After 20 years, FIBA decides Muslim female athletes can wear hijabs during games.
The International Basketball Federation (FIBA) has made a long-awaited decision concerning religious headgear, and fans around the world are celebrating. Up until this year, FIBA banned hijabs, turbans, and yarmulkes during competition, citing safety concerns for the athletes. The unanimous vote this past month lifts the ban, clearing the path for more and more people to play basketball.
The fight to lift the ban has been years in the making and has been championed by many organizations and individuals across the globe. A few years ago, American-Muslim basketball player Indira Kajlo emerged as the cause’s mouthpiece, campaigning for FIBA to overturn its 20-year-old rule. Kajlo corralled support from women in the U.S., Sweden, Turkey, India, and the U.K. For Kajlo, the campaign was deeply personal. Upon deciding to wear a hijab, Kajlo had to give up her career and passion as a professional basketball player. Most recently, on the heels of Kajlo’s campaign and online petition, new organizations joined the fight. Athlete Ally, an anti-discrimination organization, partnered with Shirzanan, an advocacy organization for Muslim women, teamed up to pen a letter to FIBA which was signed by more than two dozen prominent athletes.
Unfortunately, this is not the first time Muslim female athletes have had to decide between faith and sports.

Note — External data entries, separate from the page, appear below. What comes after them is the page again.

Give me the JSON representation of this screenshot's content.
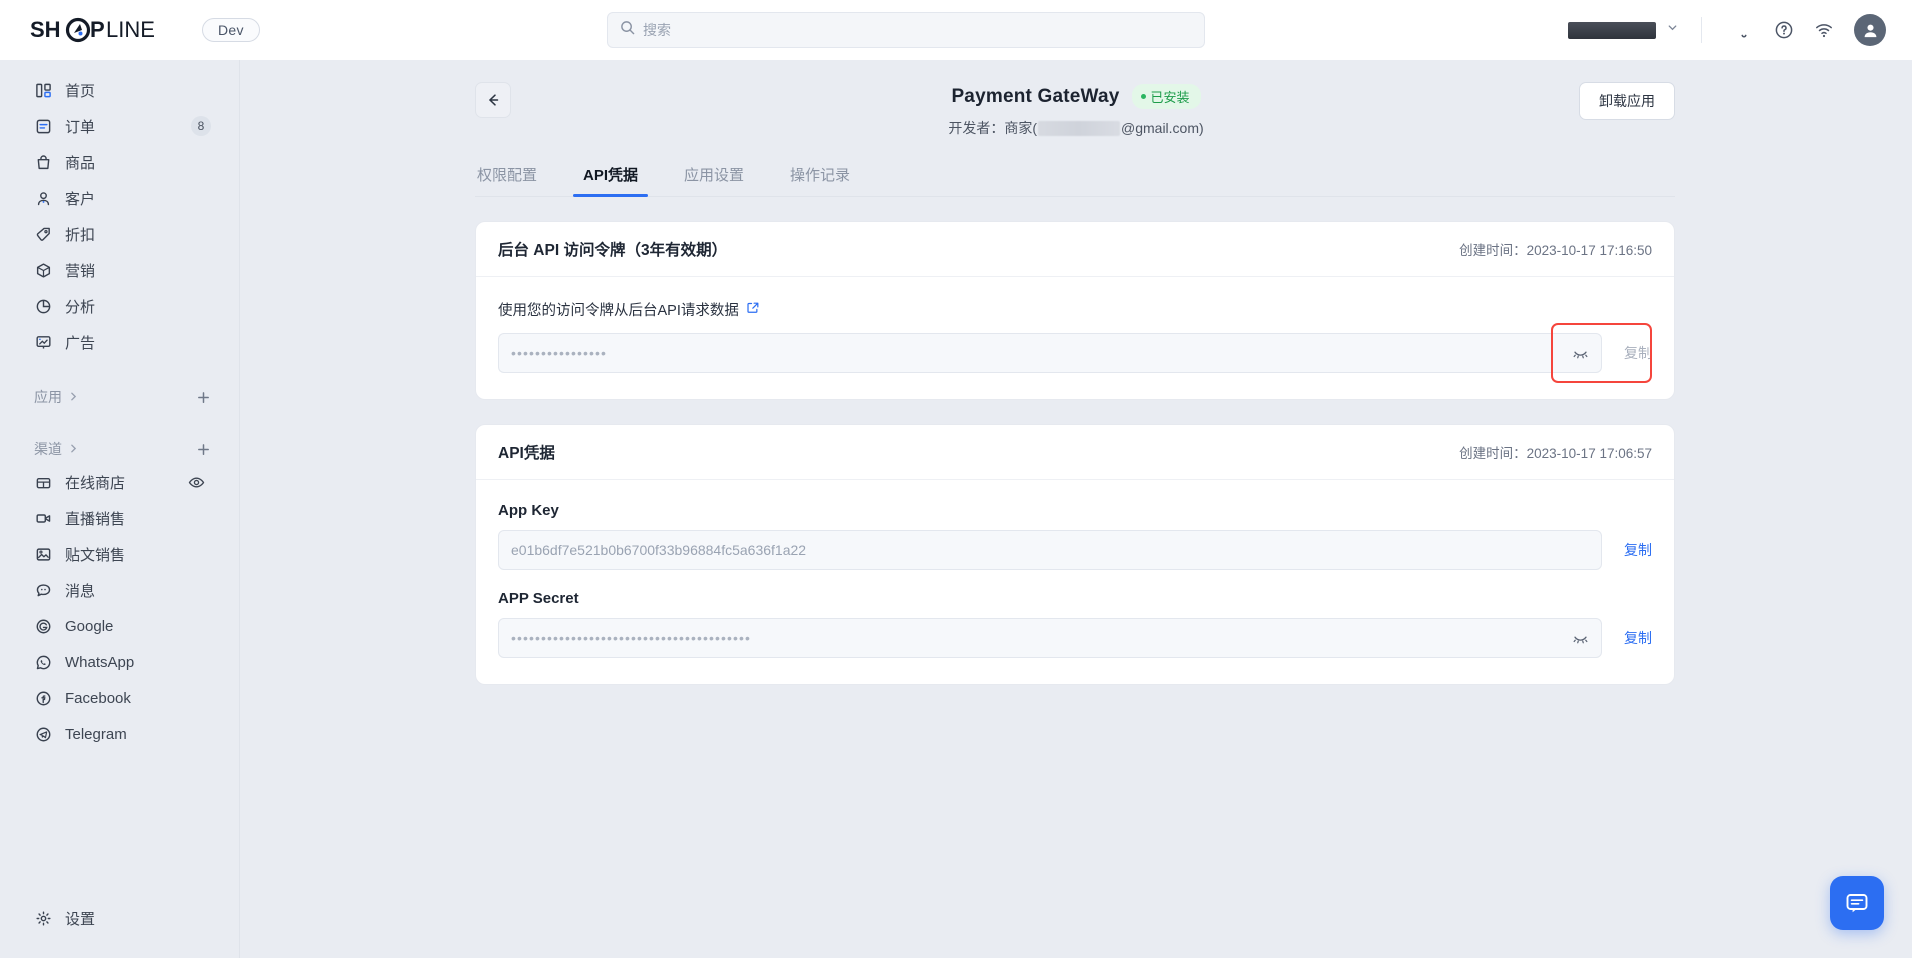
{
  "topbar": {
    "logo_text": "SHOPLINE",
    "dev_badge": "Dev",
    "search_placeholder": "搜索",
    "icons": {
      "search": "search-icon",
      "notification": "bell-icon",
      "help": "question-circle-icon",
      "wifi": "wifi-icon",
      "avatar": "user-avatar-icon",
      "chevron": "chevron-down-icon"
    }
  },
  "sidebar": {
    "items": [
      {
        "label": "首页",
        "icon": "dashboard-icon",
        "badge": ""
      },
      {
        "label": "订单",
        "icon": "order-icon",
        "badge": "8"
      },
      {
        "label": "商品",
        "icon": "bag-icon",
        "badge": ""
      },
      {
        "label": "客户",
        "icon": "user-icon",
        "badge": ""
      },
      {
        "label": "折扣",
        "icon": "tag-icon",
        "badge": ""
      },
      {
        "label": "营销",
        "icon": "cube-icon",
        "badge": ""
      },
      {
        "label": "分析",
        "icon": "pie-chart-icon",
        "badge": ""
      },
      {
        "label": "广告",
        "icon": "ads-icon",
        "badge": ""
      }
    ],
    "sections": [
      {
        "label": "应用",
        "icon": "chevron-right-icon",
        "action": "add-icon"
      },
      {
        "label": "渠道",
        "icon": "chevron-right-icon",
        "action": "add-icon"
      }
    ],
    "channels": [
      {
        "label": "在线商店",
        "icon": "store-icon",
        "trailing": "eye-icon"
      },
      {
        "label": "直播销售",
        "icon": "video-icon",
        "trailing": ""
      },
      {
        "label": "贴文销售",
        "icon": "image-icon",
        "trailing": ""
      },
      {
        "label": "消息",
        "icon": "message-icon",
        "trailing": ""
      },
      {
        "label": "Google",
        "icon": "google-icon",
        "trailing": ""
      },
      {
        "label": "WhatsApp",
        "icon": "whatsapp-icon",
        "trailing": ""
      },
      {
        "label": "Facebook",
        "icon": "facebook-icon",
        "trailing": ""
      },
      {
        "label": "Telegram",
        "icon": "telegram-icon",
        "trailing": ""
      }
    ],
    "settings": {
      "label": "设置",
      "icon": "gear-icon"
    }
  },
  "page": {
    "back_icon": "arrow-left-icon",
    "app_title": "Payment GateWay",
    "status_badge": "已安装",
    "developer_prefix": "开发者：商家(",
    "developer_suffix": "@gmail.com)",
    "uninstall_label": "卸载应用"
  },
  "tabs": [
    {
      "label": "权限配置",
      "active": false
    },
    {
      "label": "API凭据",
      "active": true
    },
    {
      "label": "应用设置",
      "active": false
    },
    {
      "label": "操作记录",
      "active": false
    }
  ],
  "token_card": {
    "title": "后台 API 访问令牌（3年有效期）",
    "created_label": "创建时间：",
    "created_time": "2023-10-17 17:16:50",
    "desc": "使用您的访问令牌从后台API请求数据",
    "external_icon": "external-link-icon",
    "token_masked": "••••••••••••••••",
    "eye_icon": "eye-closed-icon",
    "copy_label": "复制"
  },
  "credential_card": {
    "title": "API凭据",
    "created_label": "创建时间：",
    "created_time": "2023-10-17 17:06:57",
    "app_key_label": "App Key",
    "app_key_value": "e01b6df7e521b0b6700f33b96884fc5a636f1a22",
    "app_key_copy": "复制",
    "app_secret_label": "APP Secret",
    "app_secret_masked": "••••••••••••••••••••••••••••••••••••••••",
    "app_secret_eye": "eye-closed-icon",
    "app_secret_copy": "复制"
  },
  "chat": {
    "icon": "chat-bubble-icon"
  },
  "colors": {
    "accent": "#2c6ef2",
    "success": "#2bb560",
    "highlight": "#f5453c",
    "bg": "#e9ecf2"
  }
}
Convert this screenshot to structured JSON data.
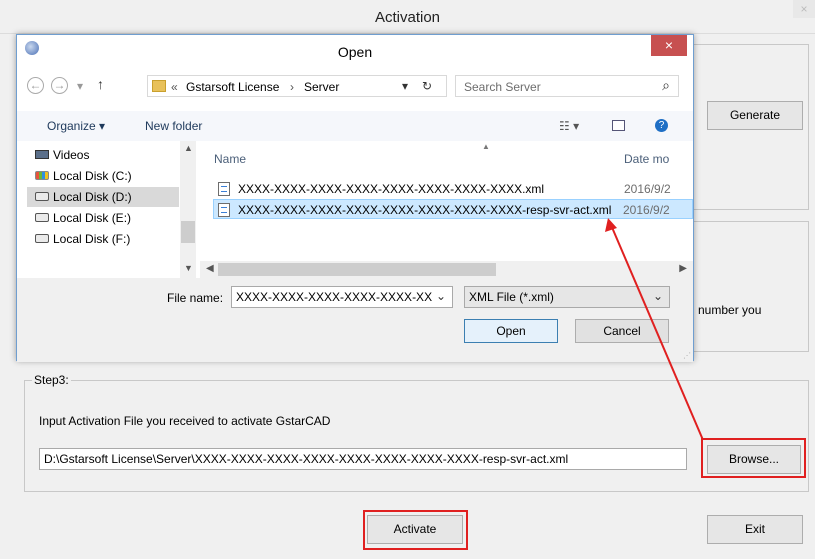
{
  "activation_window": {
    "title": "Activation",
    "close_label": "×",
    "generate_label": "Generate",
    "step2_partial_text": "number you",
    "step3": {
      "legend": "Step3:",
      "instruction": "Input Activation File you received to activate GstarCAD",
      "file_path": "D:\\Gstarsoft License\\Server\\XXXX-XXXX-XXXX-XXXX-XXXX-XXXX-XXXX-XXXX-resp-svr-act.xml",
      "browse_label": "Browse..."
    },
    "activate_label": "Activate",
    "exit_label": "Exit"
  },
  "open_dialog": {
    "title": "Open",
    "close_label": "×",
    "nav": {
      "back": "←",
      "forward": "→",
      "dropdown": "▾",
      "up": "↑",
      "breadcrumb_prefix": "«",
      "breadcrumb": [
        "Gstarsoft License",
        "Server"
      ],
      "breadcrumb_sep": "›",
      "refresh": "↻",
      "search_placeholder": "Search Server",
      "search_icon": "⌕"
    },
    "toolbar": {
      "organize": "Organize ▾",
      "new_folder": "New folder",
      "view_icon": "☷ ▾",
      "help": "?"
    },
    "nav_pane": {
      "items": [
        {
          "label": "Videos",
          "icon": "videos-icon"
        },
        {
          "label": "Local Disk (C:)",
          "icon": "system-drive-icon"
        },
        {
          "label": "Local Disk (D:)",
          "icon": "drive-icon",
          "selected": true
        },
        {
          "label": "Local Disk (E:)",
          "icon": "drive-icon"
        },
        {
          "label": "Local Disk (F:)",
          "icon": "drive-icon"
        }
      ]
    },
    "columns": {
      "name": "Name",
      "date": "Date mo"
    },
    "files": [
      {
        "name": "XXXX-XXXX-XXXX-XXXX-XXXX-XXXX-XXXX-XXXX.xml",
        "date": "2016/9/2",
        "selected": false
      },
      {
        "name": "XXXX-XXXX-XXXX-XXXX-XXXX-XXXX-XXXX-XXXX-resp-svr-act.xml",
        "date": "2016/9/2",
        "selected": true
      }
    ],
    "file_name_label": "File name:",
    "file_name_value": "XXXX-XXXX-XXXX-XXXX-XXXX-XX",
    "file_type_value": "XML File (*.xml)",
    "open_label": "Open",
    "cancel_label": "Cancel"
  },
  "colors": {
    "highlight_box": "#e02020",
    "arrow": "#e02020",
    "selected_row": "#cce8ff"
  }
}
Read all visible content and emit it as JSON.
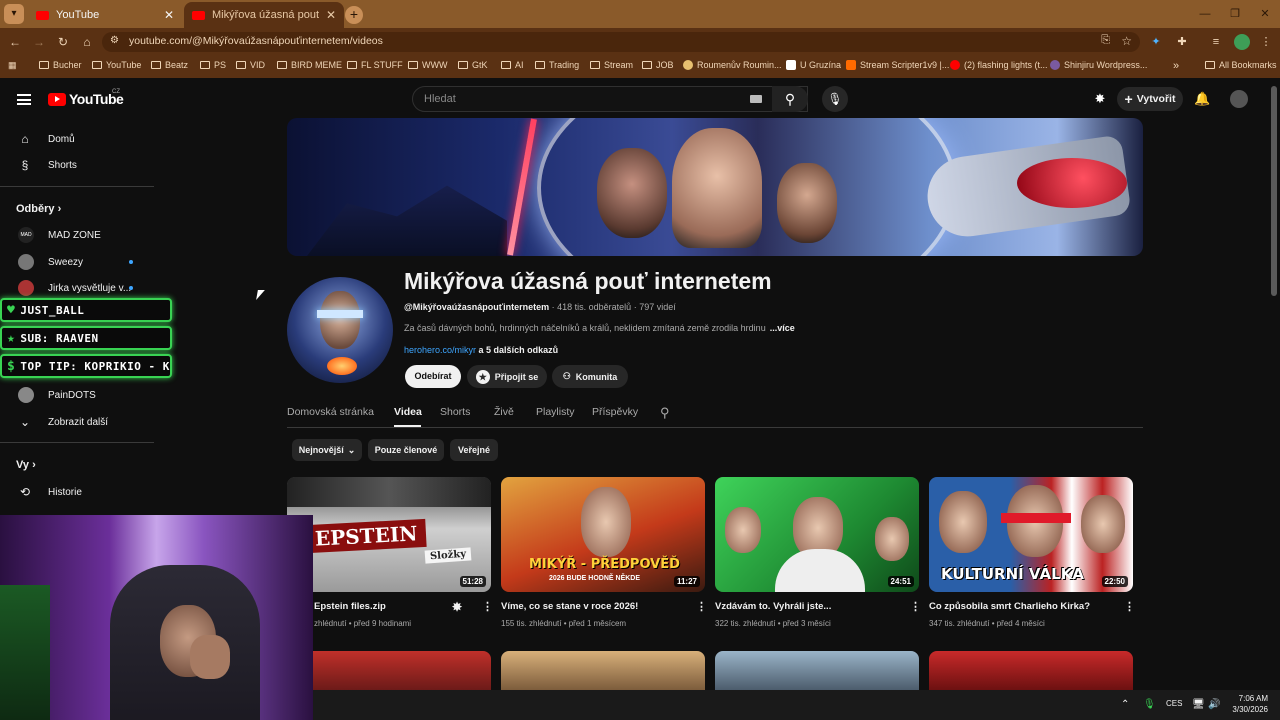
{
  "browser": {
    "tabs": [
      {
        "title": "YouTube"
      },
      {
        "title": "Mikýřova úžasná pouť internetem"
      }
    ],
    "url": "youtube.com/@Mikýřovaúžasnápouťinternetem/videos",
    "bookmarks": [
      "Bucher",
      "YouTube",
      "Beatz",
      "PS",
      "VID",
      "BIRD MEME",
      "FL STUFF",
      "WWW",
      "GtK",
      "AI",
      "Trading",
      "Stream",
      "JOB",
      "Roumenův Roumin...",
      "U Gruzína",
      "Stream Scripter1v9 |...",
      "(2) flashing lights (t...",
      "Shinjiru Wordpress..."
    ],
    "all_bookmarks": "All Bookmarks",
    "more": "»"
  },
  "header": {
    "logo_text": "YouTube",
    "country": "CZ",
    "search_placeholder": "Hledat",
    "create_label": "Vytvořit"
  },
  "sidebar": {
    "home": "Domů",
    "shorts": "Shorts",
    "subs_heading": "Odběry",
    "subscriptions": [
      "MAD ZONE",
      "Sweezy",
      "Jirka vysvětluje v..."
    ],
    "overlays": [
      "JUST_BALL",
      "SUB: RAAVEN",
      "TOP TIP: KOPRIKIO - K"
    ],
    "more_subs": [
      "PainDOTS"
    ],
    "show_more": "Zobrazit další",
    "you_heading": "Vy",
    "history": "Historie"
  },
  "channel": {
    "name": "Mikýřova úžasná pouť internetem",
    "handle": "@Mikýřovaúžasnápouťinternetem",
    "subscribers": "418 tis. odběratelů",
    "videos": "797 videí",
    "description": "Za časů dávných bohů, hrdinných náčelníků a králů, neklidem zmítaná země zrodila hrdinu",
    "more": "...více",
    "link": "herohero.co/mikyr",
    "links_more": "a 5 dalších odkazů",
    "subscribe": "Odebírat",
    "join": "Připojit se",
    "community": "Komunita"
  },
  "channel_tabs": [
    "Domovská stránka",
    "Videa",
    "Shorts",
    "Živě",
    "Playlisty",
    "Příspěvky"
  ],
  "chips": [
    "Nejnovější",
    "Pouze členové",
    "Veřejné"
  ],
  "videos": [
    {
      "title": "Epstein files.zip",
      "meta": "zhlédnutí • před 9 hodinami",
      "duration": "51:28",
      "thumb_text": "EPSTEIN",
      "thumb_sub": "Složky"
    },
    {
      "title": "Víme, co se stane v roce 2026!",
      "meta": "155 tis. zhlédnutí • před 1 měsícem",
      "duration": "11:27",
      "thumb_text": "MIKÝŘ - PŘEDPOVĚĎ",
      "thumb_sub": "2026 BUDE HODNĚ NĚKDE"
    },
    {
      "title": "Vzdávám to. Vyhráli jste...",
      "meta": "322 tis. zhlédnutí • před 3 měsíci",
      "duration": "24:51"
    },
    {
      "title": "Co způsobila smrt Charlieho Kirka?",
      "meta": "347 tis. zhlédnutí • před 4 měsíci",
      "duration": "22:50",
      "thumb_text": "KULTURNÍ VÁLKA"
    }
  ],
  "taskbar": {
    "lang": "CES",
    "time": "7:06 AM",
    "date": "3/30/2026"
  }
}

Still, progress is being made across all sports to loosen restrictions and respect religious freedoms. FIBA’s ruling will go into effect in October 2017. It requires the headgear be black, or the same color of the uniform, and it cannot cover any part of the face or have securing elements around the face or neck.
Nonprofits and athletes are not the only ones to have weighed in on this issue. A month before the ruling came down, Nike debuted its first sport hijab with a poignant campaign around equal access to sport. Unquestionably, both Nike and FIBA are late to the game to support Muslim athletes, but nevertheless, overturning the rule is monumental for women’s basketball. Salim al-Mutawa'a, head of the United Arab Emirates' basketball association, explained, “When other Arab women see a Muslim playing professionally, that encourages them to play as well. There's no reason for them not to play now; nothing is stopping them.” Instead of worrying about a uniform, Muslim female basketball players can focus on their craft and pursuing the many opportunities that basketball can provide.